According to consultants at McKinsey, sales of light emitting diodes (LEDs) are projected to soar from €9bn in 2011 to €65bn by 2020. LED technology is a much more efficient way to light than ordinary bulbs. It’s cheaper, reduces global warming and has the support of governments around the world. What’s not to like?
As an excellent paper from Edison Research explains, this is more complicated than it seems at first glance. The LED sector is, in fact, complex with competing component types and technologies. Everyone sees the potential in LEDs, so the competition to control the market is fierce.
A 2011 Havells-Sylvania survey found that 85% of LED lamp buyers were unhappy with the quality of the light and would not be buying again.
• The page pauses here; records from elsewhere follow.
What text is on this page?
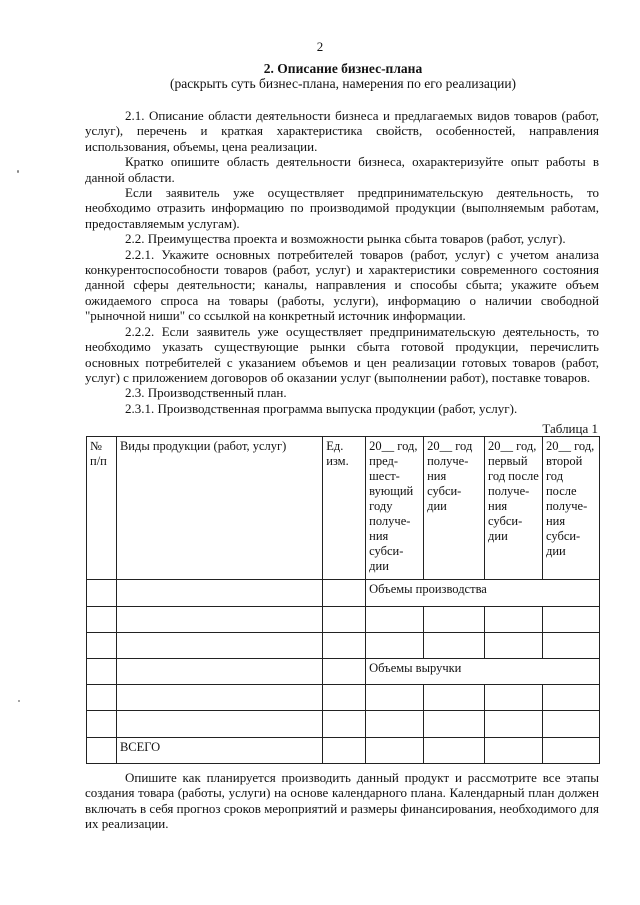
2
2. Описание бизнес-плана
(раскрыть суть бизнес-плана, намерения по его реализации)

2.1. Описание области деятельности бизнеса и предлагаемых видов товаров (работ, услуг), перечень и краткая характеристика свойств, особенностей, направления использования, объемы, цена реализации.

Кратко опишите область деятельности бизнеса, охарактеризуйте опыт работы в данной области.

Если заявитель уже осуществляет предпринимательскую деятельность, то необходимо отразить информацию по производимой продукции (выполняемым работам, предоставляемым услугам).

2.2. Преимущества проекта и возможности рынка сбыта товаров (работ, услуг).

2.2.1. Укажите основных потребителей товаров (работ, услуг) с учетом анализа конкурентоспособности товаров (работ, услуг) и характеристики современного состояния данной сферы деятельности; каналы, направления и способы сбыта; укажите объем ожидаемого спроса на товары (работы, услуги), информацию о наличии свободной "рыночной ниши" со ссылкой на конкретный источник информации.

2.2.2. Если заявитель уже осуществляет предпринимательскую деятельность, то необходимо указать существующие рынки сбыта готовой продукции, перечислить основных потребителей с указанием объемов и цен реализации готовых товаров (работ, услуг) с приложением договоров об оказании услуг (выполнении работ), поставке товаров.

2.3. Производственный план.

2.3.1. Производственная программа выпуска продукции (работ, услуг).

Таблица 1
№ п/п	Виды продукции (работ, услуг)	Ед. изм.	20__ год, пред-шест-вующий году получе-ния субси-дии	20__ год получе-ния субси-дии	20__ год, первый год после получе-ния субси-дии	20__ год, второй год после получе-ния субси-дии
			Объемы производства			

			Объемы выручки			

	ВСЕГО					

Опишите как планируется производить данный продукт и рассмотрите все этапы создания товара (работы, услуги) на основе календарного плана. Календарный план должен включать в себя прогноз сроков мероприятий и размеры финансирования, необходимого для их реализации.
So there’s a lot of work still to be done.
Getting light right
The market is split into a few sections. The residential market is one big one. But the real prize is the commercial market – things like offices, shops and industrial units.
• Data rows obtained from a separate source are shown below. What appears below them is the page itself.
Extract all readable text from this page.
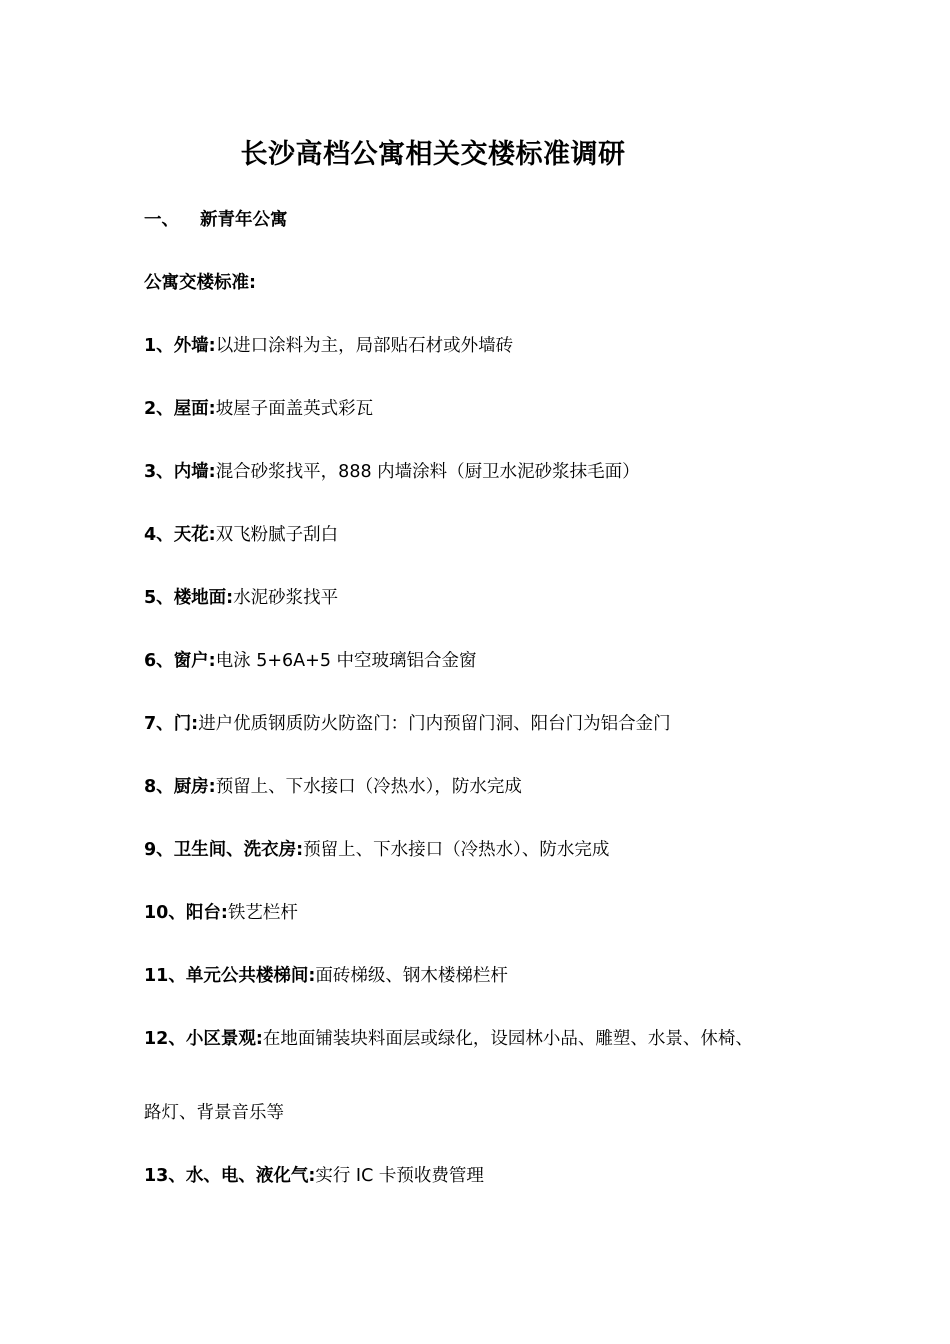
长沙高档公寓相关交楼标准调研
一、 新青年公寓
公寓交楼标准:
1、外墙:以进口涂料为主，局部贴石材或外墙砖
2、屋面:坡屋子面盖英式彩瓦
3、内墙:混合砂浆找平，888 内墙涂料（厨卫水泥砂浆抹毛面）
4、天花:双飞粉腻子刮白
5、楼地面:水泥砂浆找平
6、窗户:电泳 5+6A+5 中空玻璃铝合金窗
7、门:进户优质钢质防火防盗门：门内预留门洞、阳台门为铝合金门
8、厨房:预留上、下水接口（冷热水），防水完成
9、卫生间、洗衣房:预留上、下水接口（冷热水）、防水完成
10、阳台:铁艺栏杆
11、单元公共楼梯间:面砖梯级、钢木楼梯栏杆
12、小区景观:在地面铺装块料面层或绿化，设园林小品、雕塑、水景、休椅、
路灯、背景音乐等
13、水、电、液化气:实行 IC 卡预收费管理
To win these markets companies will have to get the product just right. You need the right kind of lighting in the office, to keep employees happy. The wrong type of light can make supermarket vegetables look blue and horrible. Architects like the idea of illuminating their creations in many colours. And factories need a good reason to replace strip lighting, which already functions adequately.
LED companies need to define their target markets and their place in the supply chain. It is not just a matter of making a light bulb. LED lights are made of semiconductor chips that emit light. These are then packaged into units that convert narrow spectrum light into broad spectrum. The next step sees these LED packages placed into modules containing electronics and additional optics. Finally, the module has to be built into the rest of the lighting system, including the control panel.
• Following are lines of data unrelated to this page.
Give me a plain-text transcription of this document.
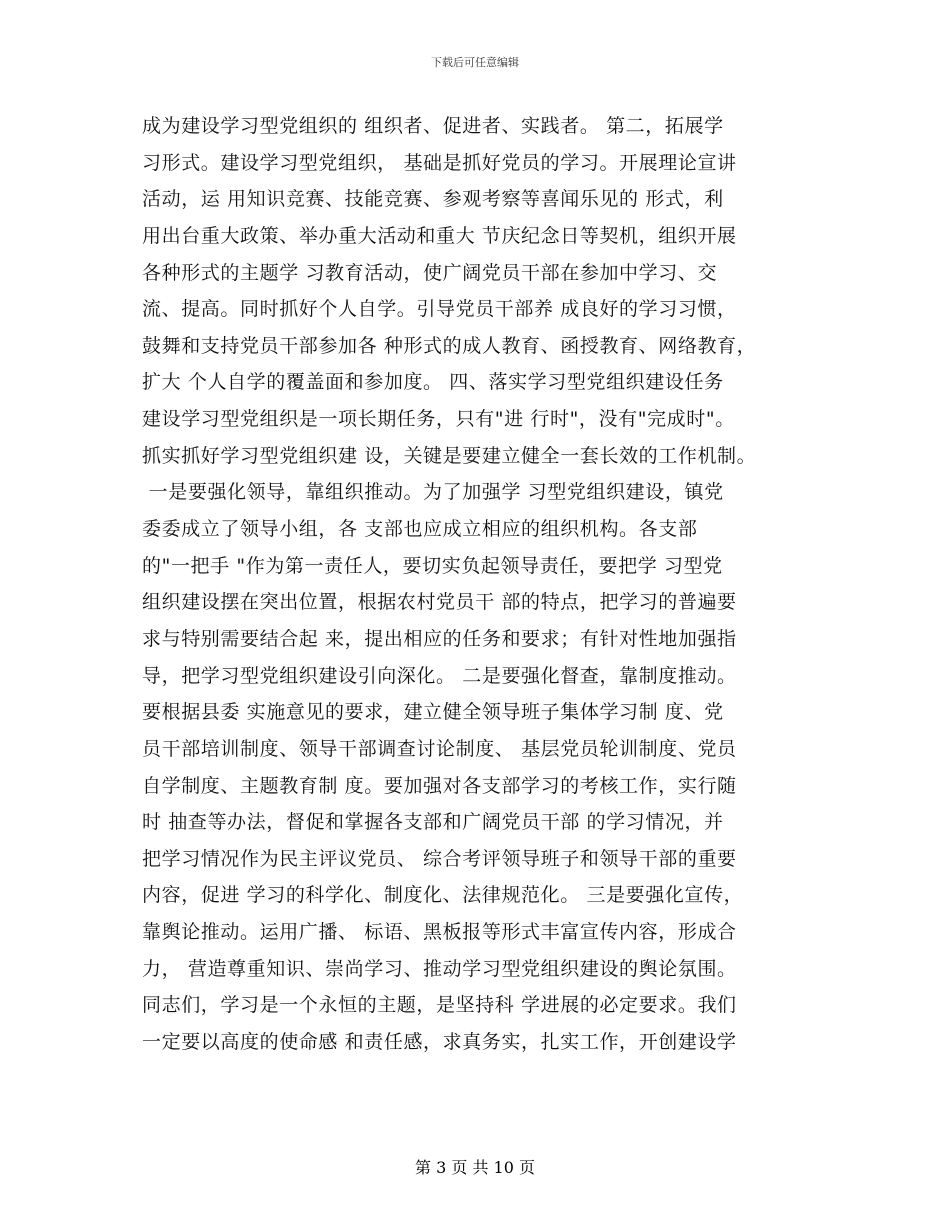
下载后可任意编辑
成为建设学习型党组织的 组织者、促进者、实践者。 第二，拓展学
习形式。建设学习型党组织， 基础是抓好党员的学习。开展理论宣讲
活动，运 用知识竞赛、技能竞赛、参观考察等喜闻乐见的 形式，利
用出台重大政策、举办重大活动和重大 节庆纪念日等契机，组织开展
各种形式的主题学 习教育活动，使广阔党员干部在参加中学习、交
流、提高。同时抓好个人自学。引导党员干部养 成良好的学习习惯，
鼓舞和支持党员干部参加各 种形式的成人教育、函授教育、网络教育，
扩大 个人自学的覆盖面和参加度。 四、落实学习型党组织建设任务
建设学习型党组织是一项长期任务，只有"进 行时"，没有"完成时"。
抓实抓好学习型党组织建 设，关键是要建立健全一套长效的工作机制。
一是要强化领导，靠组织推动。为了加强学 习型党组织建设，镇党
委委成立了领导小组，各 支部也应成立相应的组织机构。各支部
的"一把手 "作为第一责任人，要切实负起领导责任，要把学 习型党
组织建设摆在突出位置，根据农村党员干 部的特点，把学习的普遍要
求与特别需要结合起 来，提出相应的任务和要求；有针对性地加强指
导，把学习型党组织建设引向深化。 二是要强化督查，靠制度推动。
要根据县委 实施意见的要求，建立健全领导班子集体学习制 度、党
员干部培训制度、领导干部调查讨论制度、 基层党员轮训制度、党员
自学制度、主题教育制 度。要加强对各支部学习的考核工作，实行随
时 抽查等办法，督促和掌握各支部和广阔党员干部 的学习情况，并
把学习情况作为民主评议党员、 综合考评领导班子和领导干部的重要
内容，促进 学习的科学化、制度化、法律规范化。 三是要强化宣传，
靠舆论推动。运用广播、 标语、黑板报等形式丰富宣传内容，形成合
力， 营造尊重知识、崇尚学习、推动学习型党组织建设的舆论氛围。
同志们，学习是一个永恒的主题，是坚持科 学进展的必定要求。我们
一定要以高度的使命感 和责任感，求真务实，扎实工作，开创建设学
第 3 页 共 10 页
LED chips are the key determinant of cost and quality. Good LED chips make a lot of light and not a lot heat. And the choice of material is key.
This choice of substrate says Edison, is “the key strategic battleground”. 90% of commercial LED devices use an aluminium oxide substrate, while most of the remaining 10% use silicon carbide.
However a number of companies, including Toshiba, Lattice Power and Plessey Semiconductor have released LEDs based on new gallium nitride on silicon (GaN-on-silicon) substrates. These are tricky to make, and wafer yields need to improve at least ten-fold for them to become commercially viable.
Each material has its own advantages. While aluminium oxide is likely to remain dominant, GaN wafers are a highly efficient way of producing light. They could turn out to be the standard where very intense light is needed.
So who’s winning?
Another important factor is the quality of light. LEDs do not produce the natural colour we’re familiar with. The shade of light emitted from white LEDs is softened using phosphor. An alternative is to mix this harsh white light with other colours within the same package, a conformation that also offers the chance of varying the colour. This is the approach used by Photonstar’s Chromawhite technology.
A second option involves the use of ‘quantum dots’ – tiny particles of semiconductor material that can tune the colour of light. Nanoco signed a joint venture with Osram in 2011 to do exactly that.
Weighing it all up Edison likes Dialight (LSE: DIA), Photonstar (AIM: PSL) and Nanoco (AIM: NANO); while it says that Aixtron (Nasdaq: AIXG) and Veeco (Nasdaq: VECO) “look the most reliable beneficiaries from mass market LED uptake.”